Seniors Straining Economic Support

The globe is heading toward a challenging population problem that could develop into a crisis, or even a calamity. We’re aging.

There were slightly more than 900 million people – about 12 percent — around the world aged 60 years and older in 2015. This number is expected to increase to 1.4 billion by 2030, an increase of more than 16 percent. By 2050, one out of five people – 2.1 billion scattered all over the globe — will be 60 or older.

Since most of these people will be out of the work force, they will have to have fashioned their own retirement plans or be supported by somebody. Most people in most countries think the government should take care of its elderly.
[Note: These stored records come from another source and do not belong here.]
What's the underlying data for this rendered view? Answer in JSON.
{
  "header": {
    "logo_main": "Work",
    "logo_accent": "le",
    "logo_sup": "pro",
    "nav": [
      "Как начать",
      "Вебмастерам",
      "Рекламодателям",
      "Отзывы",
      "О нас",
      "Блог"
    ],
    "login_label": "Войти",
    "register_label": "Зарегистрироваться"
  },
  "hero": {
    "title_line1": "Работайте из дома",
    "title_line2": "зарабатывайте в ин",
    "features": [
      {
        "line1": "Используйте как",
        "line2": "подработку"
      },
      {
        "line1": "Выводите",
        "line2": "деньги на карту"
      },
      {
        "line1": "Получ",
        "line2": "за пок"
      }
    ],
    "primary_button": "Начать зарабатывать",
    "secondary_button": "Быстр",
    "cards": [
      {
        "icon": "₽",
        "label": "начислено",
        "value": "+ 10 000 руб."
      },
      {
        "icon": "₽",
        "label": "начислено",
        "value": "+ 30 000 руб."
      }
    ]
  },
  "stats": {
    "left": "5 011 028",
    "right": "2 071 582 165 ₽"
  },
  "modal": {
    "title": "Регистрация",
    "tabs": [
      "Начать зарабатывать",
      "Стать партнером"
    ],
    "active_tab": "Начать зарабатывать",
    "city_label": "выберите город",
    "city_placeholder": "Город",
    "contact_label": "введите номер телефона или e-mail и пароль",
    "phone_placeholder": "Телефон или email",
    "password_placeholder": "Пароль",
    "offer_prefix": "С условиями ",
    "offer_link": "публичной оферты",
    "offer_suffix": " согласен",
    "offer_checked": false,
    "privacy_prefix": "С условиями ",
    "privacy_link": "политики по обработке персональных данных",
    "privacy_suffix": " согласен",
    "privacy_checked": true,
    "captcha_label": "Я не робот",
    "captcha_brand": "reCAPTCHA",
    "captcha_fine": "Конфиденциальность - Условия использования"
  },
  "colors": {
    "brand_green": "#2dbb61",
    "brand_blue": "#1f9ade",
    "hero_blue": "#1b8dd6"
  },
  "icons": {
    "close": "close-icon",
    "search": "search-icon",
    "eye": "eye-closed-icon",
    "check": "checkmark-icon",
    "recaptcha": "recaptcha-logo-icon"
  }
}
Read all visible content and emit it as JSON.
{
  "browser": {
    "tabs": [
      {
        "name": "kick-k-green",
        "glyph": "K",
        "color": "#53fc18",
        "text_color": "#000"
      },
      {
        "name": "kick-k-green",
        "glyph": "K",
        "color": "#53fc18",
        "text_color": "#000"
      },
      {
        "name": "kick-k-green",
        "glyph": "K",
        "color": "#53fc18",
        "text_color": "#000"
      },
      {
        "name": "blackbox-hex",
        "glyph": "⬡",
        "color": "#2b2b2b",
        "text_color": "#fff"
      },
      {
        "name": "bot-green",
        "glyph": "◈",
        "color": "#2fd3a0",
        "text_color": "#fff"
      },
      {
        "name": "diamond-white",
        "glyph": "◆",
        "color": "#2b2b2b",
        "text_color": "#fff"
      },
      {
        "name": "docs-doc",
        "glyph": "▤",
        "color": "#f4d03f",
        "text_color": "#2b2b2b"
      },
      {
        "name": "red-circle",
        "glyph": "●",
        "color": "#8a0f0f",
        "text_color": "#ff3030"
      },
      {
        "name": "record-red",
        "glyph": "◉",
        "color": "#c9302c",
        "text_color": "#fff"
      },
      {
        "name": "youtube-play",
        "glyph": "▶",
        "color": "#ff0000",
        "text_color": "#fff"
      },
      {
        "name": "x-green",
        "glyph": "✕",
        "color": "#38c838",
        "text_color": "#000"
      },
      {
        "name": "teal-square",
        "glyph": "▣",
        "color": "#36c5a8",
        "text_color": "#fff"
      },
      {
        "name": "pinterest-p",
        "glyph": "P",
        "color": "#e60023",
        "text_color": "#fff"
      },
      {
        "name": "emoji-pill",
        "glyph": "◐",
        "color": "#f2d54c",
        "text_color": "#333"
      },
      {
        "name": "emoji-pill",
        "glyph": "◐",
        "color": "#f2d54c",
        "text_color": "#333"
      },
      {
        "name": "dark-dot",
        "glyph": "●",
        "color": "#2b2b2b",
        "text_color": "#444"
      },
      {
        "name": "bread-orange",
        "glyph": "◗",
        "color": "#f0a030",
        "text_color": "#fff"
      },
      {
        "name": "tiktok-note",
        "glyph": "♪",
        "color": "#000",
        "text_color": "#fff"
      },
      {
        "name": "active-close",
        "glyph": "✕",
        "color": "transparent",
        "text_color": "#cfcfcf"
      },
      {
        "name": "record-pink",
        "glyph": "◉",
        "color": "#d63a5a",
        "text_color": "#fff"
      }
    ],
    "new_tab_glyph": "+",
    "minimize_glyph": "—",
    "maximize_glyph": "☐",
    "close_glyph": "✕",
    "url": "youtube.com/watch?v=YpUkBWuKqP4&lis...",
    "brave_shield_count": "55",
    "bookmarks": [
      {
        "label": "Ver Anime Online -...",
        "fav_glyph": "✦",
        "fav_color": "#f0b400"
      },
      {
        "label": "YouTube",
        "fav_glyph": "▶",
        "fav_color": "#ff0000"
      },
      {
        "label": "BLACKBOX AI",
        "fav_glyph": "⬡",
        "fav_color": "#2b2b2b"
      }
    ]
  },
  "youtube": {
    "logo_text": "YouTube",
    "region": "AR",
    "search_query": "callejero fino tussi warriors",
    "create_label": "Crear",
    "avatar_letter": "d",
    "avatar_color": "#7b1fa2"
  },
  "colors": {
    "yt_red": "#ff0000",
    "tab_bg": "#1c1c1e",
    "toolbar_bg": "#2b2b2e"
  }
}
This socialism brush could be wider than anticipated and affect how the nations of the world are governed in the near future.

This rapidly aging population is creating an unprecedented set of problems, including a rapidly spreading and more diverse set of diseases, increased spending of time and money on health and long-term care, labor shortages, and steadily rising inflation chewing away at old-age income.

Adding calluses to the problem is the fact that Social Security payments will probably be lowered when the surplus in the trust funds is depleted. The $2.9 trillion in reserves reported in 2020 is expected to be spent by in 2034. When that happens, benefits payments will probably be slashed by about 25 percent if adjustments aren’t made in the meantime. This is happening because of the millennial surge into retirement age and the dwindling labor force that has Social Security support deducted from their paychecks.

Simply, fewer workers are paying for more Social Security recipients. While every elected official in Washington and every economist in the country knows the problem exists, no one has made any moves to fix all or part of it.

Not only are populations around the world aging, they’re having fewer kids. That means a diminishing number of workers burdened by a growing number of seniors.